The Venetian: You're right. I guess it's YouTube and Facebook, and now maybe the Phile. When people are putting on a costume party, a lot of them contact the Venetian.
Me: Ever heard of the band Witches In Bikinis? You guys could easily do a gig together, and see who can out do each other.
The Venetian: I just checked them out on YouTube. They definitely are into a fun style of rock theater.
Me: So, the album is a concept album I take it. In one sentence what is the story about you are telling?
The Venetian: Yes, Jason, the album has a sort of concept about a family. There's a father, a mother and a son, and they're talking about life, death and everything in between on a personal level. The songs can be enjoyed by themselves, but when I put them together with the connecting parts in Italian, you see the big picture.
Me: Are you planning a follow-up album, Venetian?
The Venetian: Yes, I'm working on two projects mixed together. One is my next album, and the music on it is also part of a film project. The movie script will be very intense and maybe outrageous. In these projects and some others, I'm trying out a lot of new sounds.
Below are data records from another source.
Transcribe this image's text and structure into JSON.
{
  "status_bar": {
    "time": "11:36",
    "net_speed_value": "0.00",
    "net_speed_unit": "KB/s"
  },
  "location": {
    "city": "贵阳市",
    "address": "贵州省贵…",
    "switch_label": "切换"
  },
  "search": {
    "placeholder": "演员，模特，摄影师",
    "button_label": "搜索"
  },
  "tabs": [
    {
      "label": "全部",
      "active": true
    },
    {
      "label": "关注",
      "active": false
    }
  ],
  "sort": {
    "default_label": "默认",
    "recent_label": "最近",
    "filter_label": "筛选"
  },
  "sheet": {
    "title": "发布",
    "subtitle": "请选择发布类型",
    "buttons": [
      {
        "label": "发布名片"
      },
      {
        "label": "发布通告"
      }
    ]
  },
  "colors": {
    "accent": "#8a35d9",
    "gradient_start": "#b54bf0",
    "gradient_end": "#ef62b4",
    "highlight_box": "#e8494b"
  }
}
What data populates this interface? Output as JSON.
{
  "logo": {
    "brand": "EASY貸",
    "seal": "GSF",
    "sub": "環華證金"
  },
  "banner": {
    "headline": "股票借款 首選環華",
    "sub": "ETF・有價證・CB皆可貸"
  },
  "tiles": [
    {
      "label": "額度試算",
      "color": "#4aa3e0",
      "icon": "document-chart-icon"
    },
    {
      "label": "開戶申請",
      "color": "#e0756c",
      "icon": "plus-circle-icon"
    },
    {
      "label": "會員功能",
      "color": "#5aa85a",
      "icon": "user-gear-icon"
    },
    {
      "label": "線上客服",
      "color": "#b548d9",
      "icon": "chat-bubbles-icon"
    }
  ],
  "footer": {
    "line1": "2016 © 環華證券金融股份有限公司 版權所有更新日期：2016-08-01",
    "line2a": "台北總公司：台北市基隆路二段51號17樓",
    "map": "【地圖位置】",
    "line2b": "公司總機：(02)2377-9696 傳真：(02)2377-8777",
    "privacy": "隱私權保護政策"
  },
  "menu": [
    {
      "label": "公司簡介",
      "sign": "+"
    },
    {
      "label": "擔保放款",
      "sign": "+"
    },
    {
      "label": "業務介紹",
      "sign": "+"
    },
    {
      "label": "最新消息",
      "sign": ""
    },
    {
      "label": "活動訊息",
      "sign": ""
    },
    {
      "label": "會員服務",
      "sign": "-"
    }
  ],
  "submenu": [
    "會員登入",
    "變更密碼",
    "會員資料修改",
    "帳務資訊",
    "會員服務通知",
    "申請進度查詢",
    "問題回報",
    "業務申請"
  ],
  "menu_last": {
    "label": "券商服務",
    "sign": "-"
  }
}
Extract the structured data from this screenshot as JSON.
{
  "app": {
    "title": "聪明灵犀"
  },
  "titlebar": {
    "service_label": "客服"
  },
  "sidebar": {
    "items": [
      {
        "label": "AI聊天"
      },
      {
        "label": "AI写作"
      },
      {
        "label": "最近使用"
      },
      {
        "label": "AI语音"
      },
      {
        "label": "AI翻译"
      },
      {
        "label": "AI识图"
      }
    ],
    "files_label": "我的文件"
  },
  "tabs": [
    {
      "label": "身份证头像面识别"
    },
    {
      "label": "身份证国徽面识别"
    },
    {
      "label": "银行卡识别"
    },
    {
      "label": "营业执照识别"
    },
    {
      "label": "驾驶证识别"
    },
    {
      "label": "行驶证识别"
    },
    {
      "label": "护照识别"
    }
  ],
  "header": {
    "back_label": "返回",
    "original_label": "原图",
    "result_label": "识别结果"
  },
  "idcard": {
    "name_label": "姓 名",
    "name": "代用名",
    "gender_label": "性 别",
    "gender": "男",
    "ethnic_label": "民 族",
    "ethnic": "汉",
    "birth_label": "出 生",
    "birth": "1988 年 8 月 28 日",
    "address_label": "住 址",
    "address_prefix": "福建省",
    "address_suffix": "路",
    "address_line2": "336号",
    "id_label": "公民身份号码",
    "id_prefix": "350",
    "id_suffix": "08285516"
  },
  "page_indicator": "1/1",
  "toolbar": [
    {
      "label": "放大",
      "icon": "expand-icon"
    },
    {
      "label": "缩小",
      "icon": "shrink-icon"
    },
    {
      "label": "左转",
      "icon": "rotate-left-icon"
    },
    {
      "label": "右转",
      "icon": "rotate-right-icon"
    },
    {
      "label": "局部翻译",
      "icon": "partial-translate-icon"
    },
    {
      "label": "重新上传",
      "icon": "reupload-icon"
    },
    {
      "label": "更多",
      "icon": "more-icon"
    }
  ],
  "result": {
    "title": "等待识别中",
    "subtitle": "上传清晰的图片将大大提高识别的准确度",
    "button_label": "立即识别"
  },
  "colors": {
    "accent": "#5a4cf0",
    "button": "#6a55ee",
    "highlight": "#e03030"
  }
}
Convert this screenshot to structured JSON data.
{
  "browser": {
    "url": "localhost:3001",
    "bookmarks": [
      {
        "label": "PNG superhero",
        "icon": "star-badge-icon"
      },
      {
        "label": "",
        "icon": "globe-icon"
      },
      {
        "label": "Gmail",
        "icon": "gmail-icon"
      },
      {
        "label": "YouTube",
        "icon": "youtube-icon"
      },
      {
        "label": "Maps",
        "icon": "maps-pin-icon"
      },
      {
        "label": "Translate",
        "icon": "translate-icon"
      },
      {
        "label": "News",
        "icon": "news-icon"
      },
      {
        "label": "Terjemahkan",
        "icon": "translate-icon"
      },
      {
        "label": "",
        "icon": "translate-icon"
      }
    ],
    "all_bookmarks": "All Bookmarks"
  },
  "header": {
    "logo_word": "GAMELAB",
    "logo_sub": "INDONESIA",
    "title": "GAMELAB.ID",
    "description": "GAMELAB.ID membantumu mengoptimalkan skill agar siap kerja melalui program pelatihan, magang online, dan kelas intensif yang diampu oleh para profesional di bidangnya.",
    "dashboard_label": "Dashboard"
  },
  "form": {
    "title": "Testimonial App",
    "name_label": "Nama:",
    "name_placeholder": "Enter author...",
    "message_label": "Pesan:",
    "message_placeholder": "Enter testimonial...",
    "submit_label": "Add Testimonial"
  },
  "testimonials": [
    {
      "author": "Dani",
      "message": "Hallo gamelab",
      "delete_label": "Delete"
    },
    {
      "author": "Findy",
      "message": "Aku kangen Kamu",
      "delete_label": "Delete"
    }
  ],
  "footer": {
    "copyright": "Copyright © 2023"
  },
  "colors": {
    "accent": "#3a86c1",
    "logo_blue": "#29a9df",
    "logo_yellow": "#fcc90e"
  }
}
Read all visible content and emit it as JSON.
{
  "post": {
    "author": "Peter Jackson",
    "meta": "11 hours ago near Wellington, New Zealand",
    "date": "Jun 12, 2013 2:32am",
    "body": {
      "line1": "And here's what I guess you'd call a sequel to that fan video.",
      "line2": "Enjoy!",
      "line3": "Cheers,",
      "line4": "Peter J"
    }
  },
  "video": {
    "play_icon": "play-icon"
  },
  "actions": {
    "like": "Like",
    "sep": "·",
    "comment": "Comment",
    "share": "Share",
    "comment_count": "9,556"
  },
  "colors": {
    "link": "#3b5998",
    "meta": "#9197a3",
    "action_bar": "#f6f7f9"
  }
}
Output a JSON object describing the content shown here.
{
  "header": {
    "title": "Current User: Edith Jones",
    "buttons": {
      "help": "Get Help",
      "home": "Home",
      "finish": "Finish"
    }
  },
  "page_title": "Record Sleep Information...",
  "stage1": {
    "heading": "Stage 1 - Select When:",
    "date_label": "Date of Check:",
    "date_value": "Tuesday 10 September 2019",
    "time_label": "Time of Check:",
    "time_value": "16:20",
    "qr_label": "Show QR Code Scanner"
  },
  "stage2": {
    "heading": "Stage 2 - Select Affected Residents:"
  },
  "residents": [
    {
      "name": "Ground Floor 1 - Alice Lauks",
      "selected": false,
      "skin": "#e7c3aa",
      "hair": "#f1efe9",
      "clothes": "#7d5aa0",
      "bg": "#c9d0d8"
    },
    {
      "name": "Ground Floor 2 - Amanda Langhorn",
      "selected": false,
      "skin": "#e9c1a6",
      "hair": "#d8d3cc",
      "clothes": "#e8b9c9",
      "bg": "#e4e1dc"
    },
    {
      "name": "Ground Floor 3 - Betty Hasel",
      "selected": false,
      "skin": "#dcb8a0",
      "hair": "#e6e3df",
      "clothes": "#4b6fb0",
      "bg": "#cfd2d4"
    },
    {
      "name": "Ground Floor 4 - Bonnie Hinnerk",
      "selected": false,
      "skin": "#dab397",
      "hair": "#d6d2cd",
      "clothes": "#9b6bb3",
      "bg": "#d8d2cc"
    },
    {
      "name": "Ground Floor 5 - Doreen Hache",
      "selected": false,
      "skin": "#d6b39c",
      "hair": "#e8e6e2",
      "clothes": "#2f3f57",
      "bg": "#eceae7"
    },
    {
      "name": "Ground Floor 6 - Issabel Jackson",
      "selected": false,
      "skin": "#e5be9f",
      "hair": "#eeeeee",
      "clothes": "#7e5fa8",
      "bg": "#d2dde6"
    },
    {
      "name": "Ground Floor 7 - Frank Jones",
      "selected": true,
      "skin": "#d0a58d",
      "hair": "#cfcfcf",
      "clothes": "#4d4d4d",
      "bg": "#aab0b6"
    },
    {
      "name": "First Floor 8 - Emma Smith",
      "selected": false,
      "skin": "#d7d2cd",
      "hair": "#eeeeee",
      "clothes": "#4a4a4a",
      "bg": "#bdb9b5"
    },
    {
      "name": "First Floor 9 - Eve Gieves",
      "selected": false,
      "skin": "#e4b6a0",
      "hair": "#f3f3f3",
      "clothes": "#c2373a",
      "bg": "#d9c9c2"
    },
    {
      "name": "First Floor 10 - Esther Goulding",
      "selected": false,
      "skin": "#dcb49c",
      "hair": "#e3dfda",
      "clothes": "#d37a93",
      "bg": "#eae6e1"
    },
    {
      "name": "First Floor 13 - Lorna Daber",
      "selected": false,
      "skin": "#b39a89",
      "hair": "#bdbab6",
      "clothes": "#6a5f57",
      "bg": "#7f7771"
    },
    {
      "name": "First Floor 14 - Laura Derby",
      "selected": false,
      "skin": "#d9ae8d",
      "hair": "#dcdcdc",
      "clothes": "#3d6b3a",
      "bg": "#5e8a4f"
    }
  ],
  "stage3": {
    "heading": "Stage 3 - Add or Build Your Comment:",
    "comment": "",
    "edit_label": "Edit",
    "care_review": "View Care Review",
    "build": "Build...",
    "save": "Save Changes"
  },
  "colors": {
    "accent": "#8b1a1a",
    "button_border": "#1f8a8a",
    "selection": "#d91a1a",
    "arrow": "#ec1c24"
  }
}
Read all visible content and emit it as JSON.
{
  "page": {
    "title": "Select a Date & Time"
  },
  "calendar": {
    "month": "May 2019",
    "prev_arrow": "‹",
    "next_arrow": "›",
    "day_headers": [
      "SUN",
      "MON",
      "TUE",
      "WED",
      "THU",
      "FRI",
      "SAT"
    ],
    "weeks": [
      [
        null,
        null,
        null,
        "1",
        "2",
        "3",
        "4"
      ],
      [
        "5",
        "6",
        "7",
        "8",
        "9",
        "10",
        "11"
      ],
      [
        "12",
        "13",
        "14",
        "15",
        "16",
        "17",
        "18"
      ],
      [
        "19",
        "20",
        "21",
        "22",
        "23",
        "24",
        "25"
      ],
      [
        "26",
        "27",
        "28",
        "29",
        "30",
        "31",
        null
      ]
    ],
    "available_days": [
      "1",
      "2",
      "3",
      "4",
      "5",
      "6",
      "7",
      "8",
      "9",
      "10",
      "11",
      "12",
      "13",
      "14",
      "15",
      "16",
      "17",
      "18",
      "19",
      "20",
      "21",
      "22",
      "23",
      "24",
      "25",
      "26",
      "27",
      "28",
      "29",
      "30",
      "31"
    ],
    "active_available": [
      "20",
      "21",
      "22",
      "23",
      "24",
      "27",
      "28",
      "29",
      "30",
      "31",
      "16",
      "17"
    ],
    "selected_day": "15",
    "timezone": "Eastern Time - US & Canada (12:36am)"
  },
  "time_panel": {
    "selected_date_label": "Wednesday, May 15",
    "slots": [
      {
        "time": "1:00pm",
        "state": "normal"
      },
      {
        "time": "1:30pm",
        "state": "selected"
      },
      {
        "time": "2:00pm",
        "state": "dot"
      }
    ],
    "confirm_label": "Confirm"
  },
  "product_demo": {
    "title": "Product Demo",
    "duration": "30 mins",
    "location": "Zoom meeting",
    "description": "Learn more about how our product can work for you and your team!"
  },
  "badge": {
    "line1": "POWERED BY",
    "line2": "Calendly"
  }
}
Me: Thanks so much for being on the Phile. Please come back soon, this has been fun, I hope it has been for you as well. Go ahead and mention your website and continued success.
The Venetian: Thank you, Jason. It's an honor to be featured on the Phile. Your readers can find updates on what I'm doing at thevenetianband.com, facebook.com/thevenetianbandpage and YouTube.
Me: The Venetian, everybody!
That's it, another year of the Phile done. Thanks to Laird Jim, The Venetian and a special thanks to Jon Ostrow. I also want to thank all you readers who made this year the most popular year ever with the Phile. Also, thanks to the 140 interviewees I interviewed this year. Okay, the Phile will be back on Saturday with singer Kendra McKinley. So, spread the word, not the turd. Don't let snakes and alligators bite you. Bye, love you, bye. Happy New Year!